4. Secure and Verifiable Edge-Federated Learning for UAV Applications with HE and TEE
The trusted federated learning framework proposed in this chapter targets UAV-based LLM adaptation and edge applications. It encrypts on-device gradients, or LoRA updates with HE, and applies packing and sparsification to reduce payload and bandwidth. Server aggregation executes inside a remotely attested TEE, providing hardware-rooted isolation and integrity, while aggregate signatures authenticate participants and bind updates to their sources for low-overhead, end-to-end verifiability across rounds. Together, these mechanisms safeguard mission data confidentiality and preserve global model integrity in cross-fleet collaborative training over intermittent air-to-ground links on heterogeneous Arm-based devices.
4.1. System Model
This study introduces a trusted computing framework for federated learning in UAV scenarios. The framework combines homomorphic encryption and an optimized aggregate signature mechanism, delivering dual-layer security for distributed training. The scheme uses the CKKS algorithm for local model parameters and generates integrity proofs of model parameter ciphertexts with aggregated signatures. As shown in
Figure 1, the scheme involves two participant entities: users and the cloud server.

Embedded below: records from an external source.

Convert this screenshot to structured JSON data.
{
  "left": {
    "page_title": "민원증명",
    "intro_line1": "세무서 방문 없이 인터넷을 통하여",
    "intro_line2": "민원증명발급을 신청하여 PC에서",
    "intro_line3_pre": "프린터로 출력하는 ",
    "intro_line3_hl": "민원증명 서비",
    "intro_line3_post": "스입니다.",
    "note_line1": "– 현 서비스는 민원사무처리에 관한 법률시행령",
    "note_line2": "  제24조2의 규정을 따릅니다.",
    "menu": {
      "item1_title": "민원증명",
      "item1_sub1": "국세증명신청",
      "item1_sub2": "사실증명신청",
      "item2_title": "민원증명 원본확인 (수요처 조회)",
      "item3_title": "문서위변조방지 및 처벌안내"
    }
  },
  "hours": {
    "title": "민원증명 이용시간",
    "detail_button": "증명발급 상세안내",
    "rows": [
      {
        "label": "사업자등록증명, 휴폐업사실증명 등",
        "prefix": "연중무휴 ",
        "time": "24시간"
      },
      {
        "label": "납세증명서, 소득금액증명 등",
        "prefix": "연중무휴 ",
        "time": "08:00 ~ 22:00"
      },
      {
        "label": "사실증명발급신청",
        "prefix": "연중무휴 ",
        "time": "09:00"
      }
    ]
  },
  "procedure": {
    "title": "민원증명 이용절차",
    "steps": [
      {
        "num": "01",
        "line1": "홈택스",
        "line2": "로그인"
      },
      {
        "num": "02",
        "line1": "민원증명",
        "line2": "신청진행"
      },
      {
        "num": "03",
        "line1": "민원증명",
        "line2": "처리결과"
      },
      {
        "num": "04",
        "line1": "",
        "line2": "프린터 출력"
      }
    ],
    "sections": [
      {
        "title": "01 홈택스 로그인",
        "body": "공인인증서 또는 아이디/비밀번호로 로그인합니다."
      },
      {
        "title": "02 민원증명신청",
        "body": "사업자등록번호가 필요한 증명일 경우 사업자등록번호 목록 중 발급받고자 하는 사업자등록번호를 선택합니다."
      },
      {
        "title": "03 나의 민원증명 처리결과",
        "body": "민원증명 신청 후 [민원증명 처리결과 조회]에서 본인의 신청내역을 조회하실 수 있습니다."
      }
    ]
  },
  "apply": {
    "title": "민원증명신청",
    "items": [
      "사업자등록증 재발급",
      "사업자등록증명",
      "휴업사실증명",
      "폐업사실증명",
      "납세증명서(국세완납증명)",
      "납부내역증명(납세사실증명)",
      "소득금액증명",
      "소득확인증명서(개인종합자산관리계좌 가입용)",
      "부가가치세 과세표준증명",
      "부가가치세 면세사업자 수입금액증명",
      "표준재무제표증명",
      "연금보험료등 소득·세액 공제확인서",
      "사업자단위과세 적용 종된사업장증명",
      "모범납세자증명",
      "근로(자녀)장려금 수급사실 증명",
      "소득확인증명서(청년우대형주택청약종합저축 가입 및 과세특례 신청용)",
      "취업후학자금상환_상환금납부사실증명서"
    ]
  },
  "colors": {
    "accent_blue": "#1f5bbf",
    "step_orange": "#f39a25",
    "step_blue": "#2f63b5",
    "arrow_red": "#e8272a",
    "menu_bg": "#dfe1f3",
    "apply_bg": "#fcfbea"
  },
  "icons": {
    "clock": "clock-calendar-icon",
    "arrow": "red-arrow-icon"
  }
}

User: In federated learning, users own the local task data, typically represented by drones participating in the collaborative training. Each drone uses the task data it collects onboard to train its local model and uploads the updated local model results to a cloud server to complete the federated learning process. To ensure the privacy and security of the onboard task data, users encrypt the local model parameters using HE technology. Furthermore, to prevent the local model parameters from being tampered with or corrupted during transmission via the air-to-ground link, users also generate an integrity certificate for the encrypted model parameters. This certificate, built using digital signature technology, is sent to the server along with the encrypted parameters for subsequent integrity and legitimacy verification.

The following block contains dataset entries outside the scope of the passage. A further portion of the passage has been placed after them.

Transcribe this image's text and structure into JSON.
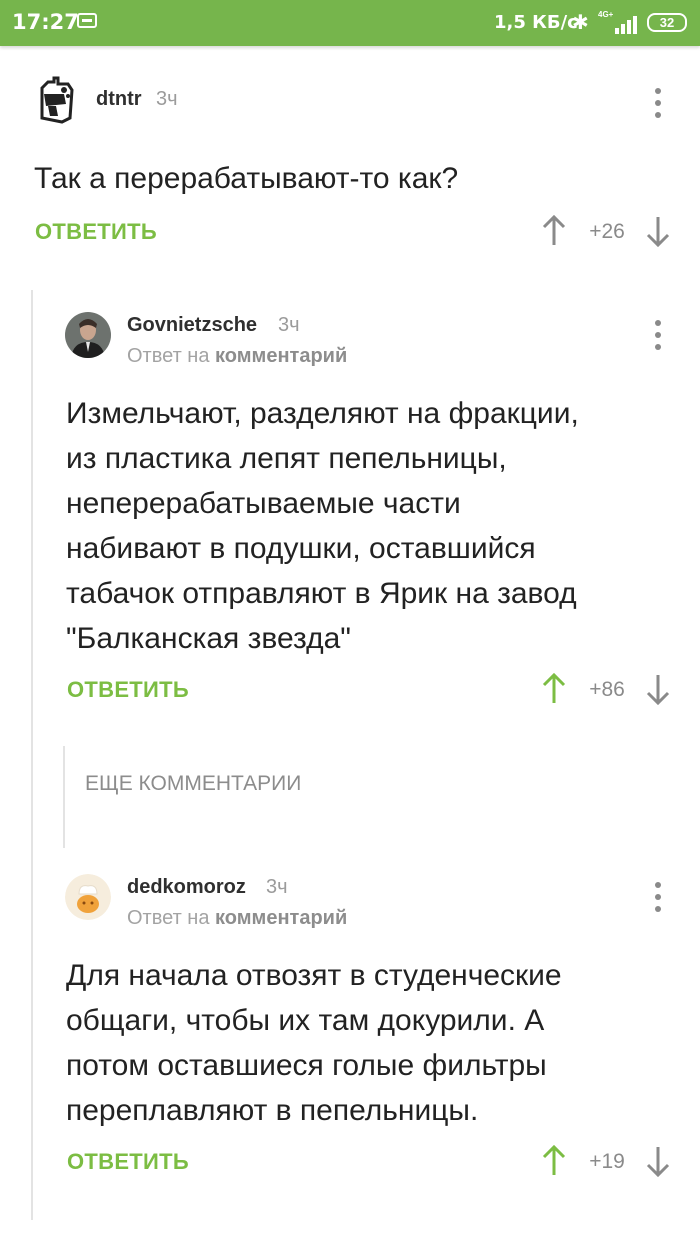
{
  "status_bar": {
    "time": "17:27",
    "network_speed": "1,5 КБ/с",
    "network_type": "4G+",
    "battery": "32",
    "icons": [
      "cast-icon",
      "bluetooth-icon",
      "signal-icon",
      "battery-icon"
    ]
  },
  "colors": {
    "status_bar": "#76b54c",
    "accent_green": "#7cbd43",
    "upvote_active": "#7cbd43",
    "neutral_gray": "#8a8a8a"
  },
  "comments": [
    {
      "username": "dtntr",
      "time": "3ч",
      "text": "Так а перерабатывают-то как?",
      "reply_label": "ОТВЕТИТЬ",
      "score": "+26",
      "upvoted": false
    },
    {
      "username": "Govnietzsche",
      "time": "3ч",
      "reply_to_prefix": "Ответ на",
      "reply_to_link": "комментарий",
      "text_lines": [
        "Измельчают, разделяют на фракции,",
        "из пластика лепят пепельницы,",
        "неперерабатываемые части",
        "набивают в подушки, оставшийся",
        "табачок отправляют в Ярик на завод",
        "\"Балканская звезда\""
      ],
      "reply_label": "ОТВЕТИТЬ",
      "score": "+86",
      "upvoted": true
    },
    {
      "username": "dedkomoroz",
      "time": "3ч",
      "reply_to_prefix": "Ответ на",
      "reply_to_link": "комментарий",
      "text_lines": [
        "Для начала отвозят в студенческие",
        "общаги, чтобы их там докурили. А",
        "потом оставшиеся голые фильтры",
        "переплавляют в пепельницы."
      ],
      "reply_label": "ОТВЕТИТЬ",
      "score": "+19",
      "upvoted": true
    }
  ],
  "more_comments_label": "ЕЩЕ КОММЕНТАРИИ"
}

Cloud servers: The cloud server is responsible for executing the federated learning process and providing aggregation and verification services to participating nodes. Internally, the server is divided into TEE and REE, where the TEE offers an isolated and trusted computing space, while the remaining system resources operate in the REE. In the proposed framework, a Trusted Application (TA) is deployed within the TEE to perform integrity and consistency verification of model parameters. In addition, the TA plays a central role in secure identity management: the user identifier (ID) is not a public label but is securely negotiated between the TA and each user through a confidential channel during system initialization and is known only to these two parties. The negotiated ID is cryptographically bound to protocol requests and responses via digital signatures, enabling the TA to verify message authenticity and integrity. To prevent replay attacks, nonces and timestamps are incorporated into the signed messages, ensuring freshness and uniqueness. During protocol execution, the TA can perform individual or aggregated verification based on ID-bound signature keys without explicitly revealing user identities, thereby supporting multi-party verification while preserving user privacy.

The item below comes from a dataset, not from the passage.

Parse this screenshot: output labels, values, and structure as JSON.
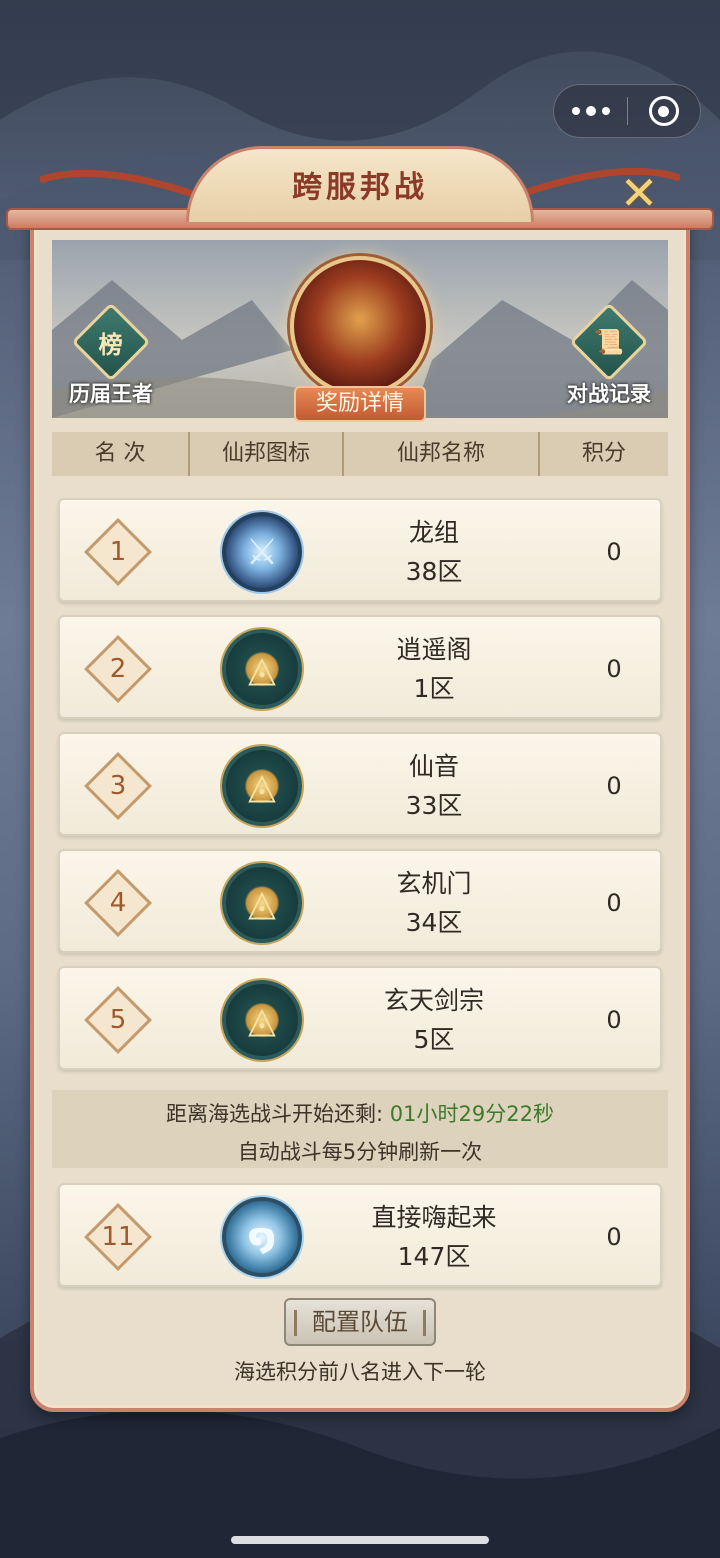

Although HE introduces non-negligible cryptographic overhead, our design carefully confines its usage to on-device model updates and avoids repeated key generation and expensive ciphertext operations on UAV platforms. The key pairs are generated once during system initialization and reused across training rounds, thereby amortizing the associated cost over long-running federated learning processes. In addition, lightweight update representations are employed to significantly reduce encrypted payload sizes, effectively mitigating both computation and communication overhead on resource-constrained Arm-based edge devices. To further balance security and efficiency, the proposed framework deliberately minimizes the trusted computing base (TCB) by avoiding the execution of all cryptographic operations inside the TEE. Specifically, only aggregation and integrity verification are performed within the TEE, while encryption, communication, and other non-sensitive operations remain in the REE. This selective deployment substantially reduces enclave entry and exit frequency, alleviates trusted–untrusted context-switching overhead, and ensures that strong security guarantees are achieved with minimal performance degradation.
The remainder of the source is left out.